Migrate from LLM observability tools (Helicone, Langfuse, LangSmith) to TokenSentinel.

These details have not been verified by PyPI

Project links

Project description

TokenSentinel Migrate (tokensentinel-migrate)

Migrate from LLM observability tools — Helicone, Langfuse, and LangSmith — into TokenSentinel without losing the months of trace data you've already accumulated.

Why this exists

In March 2026, Mintlify acquired Helicone. Mintlify's interest is the AI documentation play; Helicone is now in maintenance mode — security patches and bug fixes only, no new integrations, no new analytics, no roadmap. The 16,000 organisations that built on Helicone are all looking for somewhere else to go.

If you were one of them, this tool is your bridge. In one command it pulls your Helicone trace history, replays it through TokenSentinel's eight waste detection rules, and shows you the dollars you would have saved if you'd had intervention turned on. Then, if you want, it backfills the resulting events to your TokenSentinel cloud project so the dashboard reflects history-plus-now from day one.

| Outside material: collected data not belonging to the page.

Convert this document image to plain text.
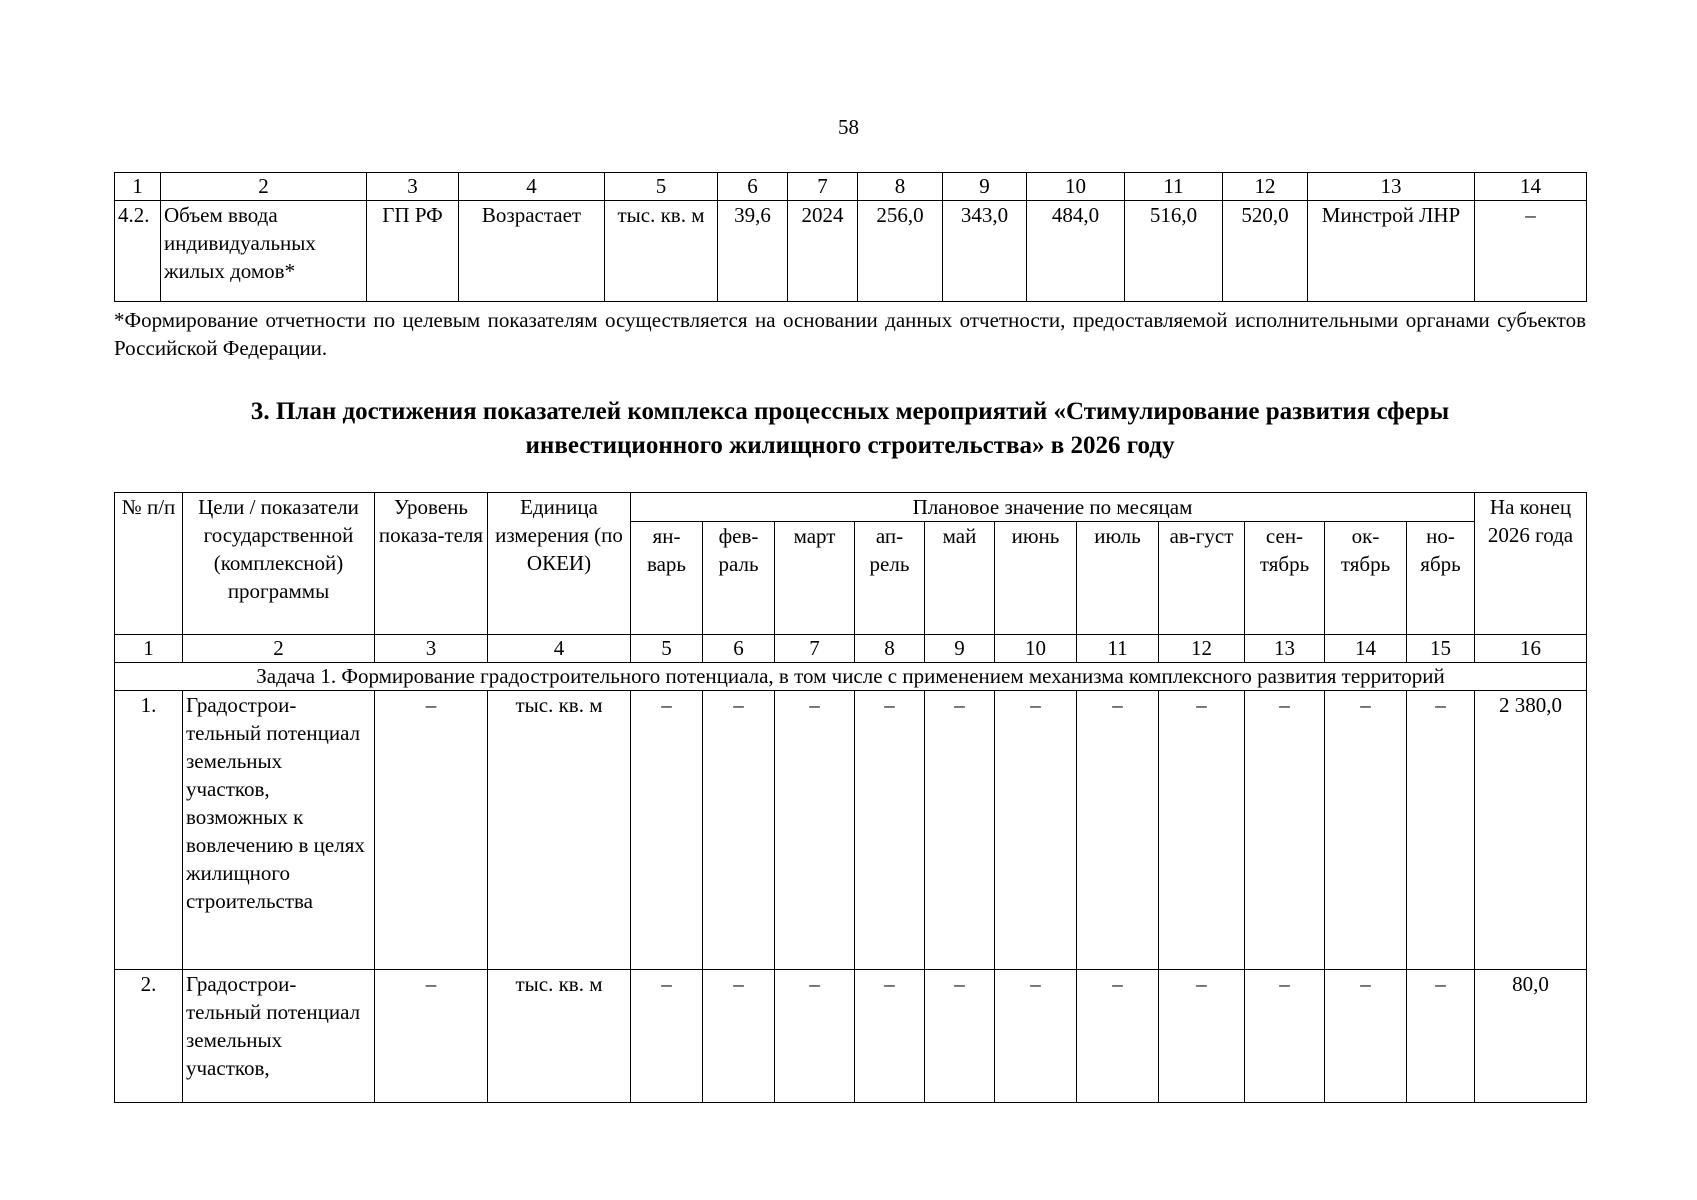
58
1	2	3	4	5	6	7	8	9	10	11	12	13	14
4.2.	Объем ввода индивидуальных жилых домов*	ГП РФ	Возрастает	тыс. кв. м	39,6	2024	256,0	343,0	484,0	516,0	520,0	Минстрой ЛНР	–
*Формирование отчетности по целевым показателям осуществляется на основании данных отчетности, предоставляемой исполнительными органами субъектов Российской Федерации.
3. План достижения показателей комплекса процессных мероприятий «Стимулирование развития сферы
инвестиционного жилищного строительства» в 2026 году
№ п/п	Цели / показатели государственной (комплексной) программы	Уровень показа-теля	Единица измерения (по ОКЕИ)	Плановое значение по месяцам											На конец 2026 года
				ян-варь	фев-раль	март	ап-рель	май	июнь	июль	ав-густ	сен-тябрь	ок-тябрь	но-ябрь	
1	2	3	4	5	6	7	8	9	10	11	12	13	14	15	16
Задача 1. Формирование градостроительного потенциала, в том числе с применением механизма комплексного развития территорий															
1.	Градострои-тельный потенциал земельных участков, возможных к вовлечению в целях жилищного строительства	–	тыс. кв. м	–	–	–	–	–	–	–	–	–	–	–	2 380,0
2.	Градострои-тельный потенциал земельных участков,	–	тыс. кв. м	–	–	–	–	–	–	–	–	–	–	–	80,0
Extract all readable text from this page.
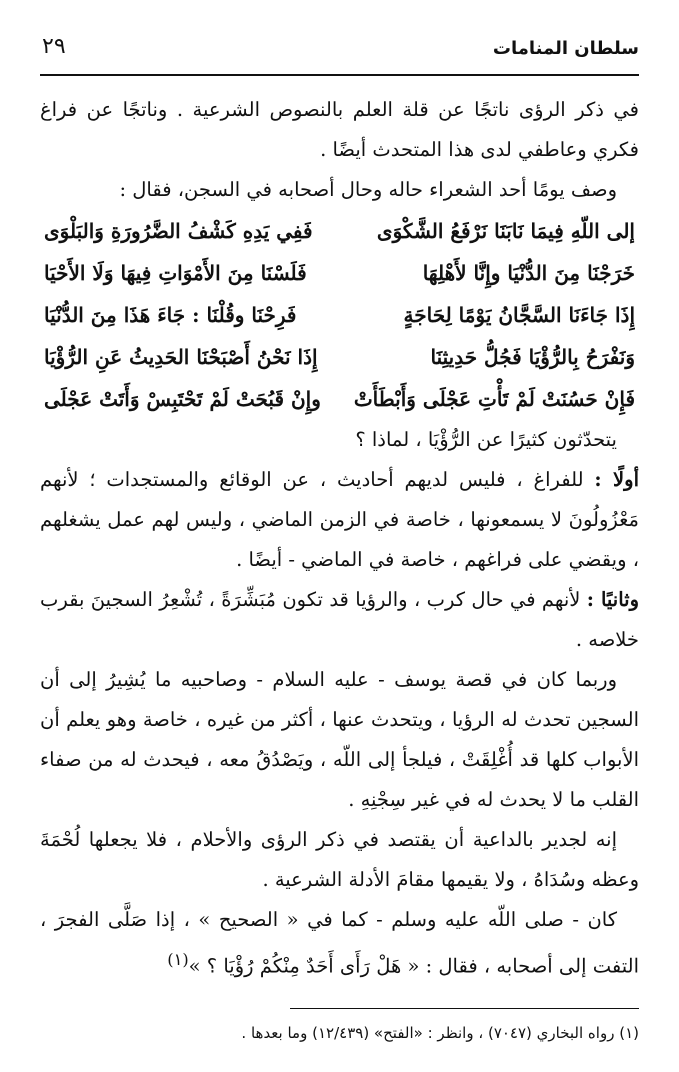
سلطان المنامات
٢٩

في ذكر الرؤى ناتجًا عن قلة العلم بالنصوص الشرعية . وناتجًا عن فراغ فكري وعاطفي لدى هذا المتحدث أيضًا .

وصف يومًا أحد الشعراء حاله وحال أصحابه في السجن، فقال :

إلى اللّهِ فِيمَا نَابَنَا نَرْفَعُ الشَّكْوَى
فَفِي يَدِهِ كَشْفُ الضَّرُورَةِ وَالبَلْوَى
خَرَجْنَا مِنَ الدُّنْيَا وإِنَّا لأَهْلِهَا
فَلَسْنَا مِنَ الأَمْوَاتِ فِيهَا وَلَا الأَحْيَا
إِذَا جَاءَنَا السَّجَّانُ يَوْمًا لِحَاجَةٍ
فَرِحْنَا وقُلْنَا : جَاءَ هَذَا مِنَ الدُّنْيَا
وَنَفْرَحُ بِالرُّؤْيَا فَجُلُّ حَدِيثِنَا
إِذَا نَحْنُ أَصْبَحْنَا الحَدِيثُ عَنِ الرُّؤْيَا
فَإِنْ حَسُنَتْ لَمْ تَأْتِ عَجْلَى وَأَبْطَأَتْ
وإِنْ قَبُحَتْ لَمْ تَحْتَبِسْ وَأَتَتْ عَجْلَى

يتحدّثون كثيرًا عن الرُّؤْيَا ، لماذا ؟

أولًا : للفراغ ، فليس لديهم أحاديث ، عن الوقائع والمستجدات ؛ لأنهم مَعْزُولُونَ لا يسمعونها ، خاصة في الزمن الماضي ، وليس لهم عمل يشغلهم ، ويقضي على فراغهم ، خاصة في الماضي - أيضًا .

وثانيًا : لأنهم في حال كرب ، والرؤيا قد تكون مُبَشِّرَةً ، تُشْعِرُ السجينَ بقرب خلاصه .

وربما كان في قصة يوسف - عليه السلام - وصاحبيه ما يُشِيرُ إلى أن السجين تحدث له الرؤيا ، ويتحدث عنها ، أكثر من غيره ، خاصة وهو يعلم أن الأبواب كلها قد أُغْلِقَتْ ، فيلجأ إلى اللّه ، ويَصْدُقُ معه ، فيحدث له من صفاء القلب ما لا يحدث له في غير سِجْنِهِ .

إنه لجدير بالداعية أن يقتصد في ذكر الرؤى والأحلام ، فلا يجعلها لُحْمَةَ وعظه وسُدَاهُ ، ولا يقيمها مقامَ الأدلة الشرعية .

كان - صلى اللّه عليه وسلم - كما في « الصحيح » ، إذا صَلَّى الفجرَ ، التفت إلى أصحابه ، فقال : « هَلْ رَأَى أَحَدٌ مِنْكُمْ رُؤْيَا ؟ »$^{(١)}$

(١) رواه البخاري (٧٠٤٧) ، وانظر : «الفتح» (١٢/٤٣٩) وما بعدها .
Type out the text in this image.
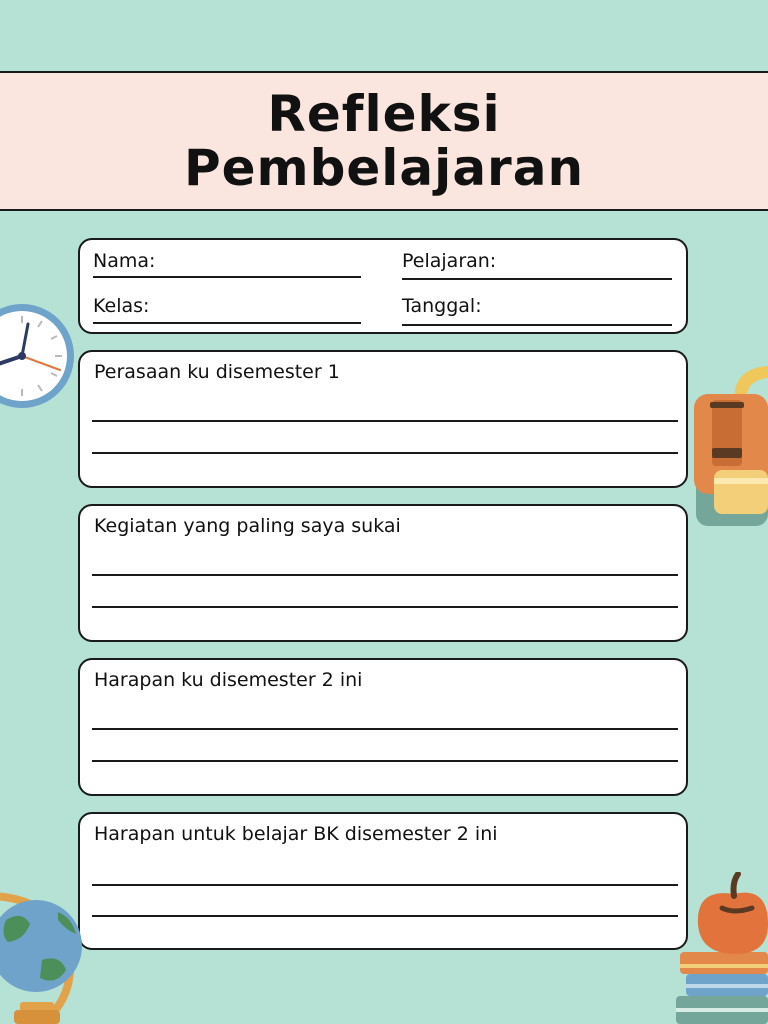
Refleksi
Pembelajaran
Nama:	Pelajaran:
Kelas:	Tanggal:
Perasaan ku disemester 1
Kegiatan yang paling saya sukai
Harapan ku disemester 2 ini
Harapan untuk belajar BK disemester 2 ini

It is MIT-licensed, stdlib-only apart from the TokenSentinel SDK itself, and runs entirely on your machine — your Helicone API key never leaves your laptop.

5-minute migration

pip install tokensentinel-migrate

python -m tokensentinel_migrate helicone \
    --helicone-api-key sk-helicone-... \
    --tokensentinel-endpoint https://api.tokensentinel.dev \
    --tokensentinel-api-key tsk_... \
    --project my-agent \
    --since 2026-04-09 \
    --dry-run

Sample output:

[migrate] Fetching Helicone traces since 2026-04-09...
[migrate]   page 1: 100 requests
[migrate]   page 2: 100 requests
[migrate]   page 3: 47 requests
[migrate] Fetched 247 traces (12 sessions inferred from heliconeproperty Helicone-Session-Id)
[migrate] Running TokenSentinel rules retroactively...
[migrate]   tool_loop:           3 firings
[migrate]   retry_storm:         1 firing
[migrate]   model_misroute:      8 firings
[migrate]   embedding_waste:     0 firings
[migrate]   (others):            0 firings
[migrate] 12 leak events would be backfilled (dry-run, not posted)
[migrate]
[migrate] Estimated cost saved if these had been intervened:
[migrate]   tool_loop savings:        $0.83
[migrate]   retry_storm savings:      $0.21
[migrate]   model_misroute savings:   $4.42
[migrate]   total:                    $5.46
[migrate]
[migrate] Re-run without --dry-run to backfill events to TokenSentinel cloud.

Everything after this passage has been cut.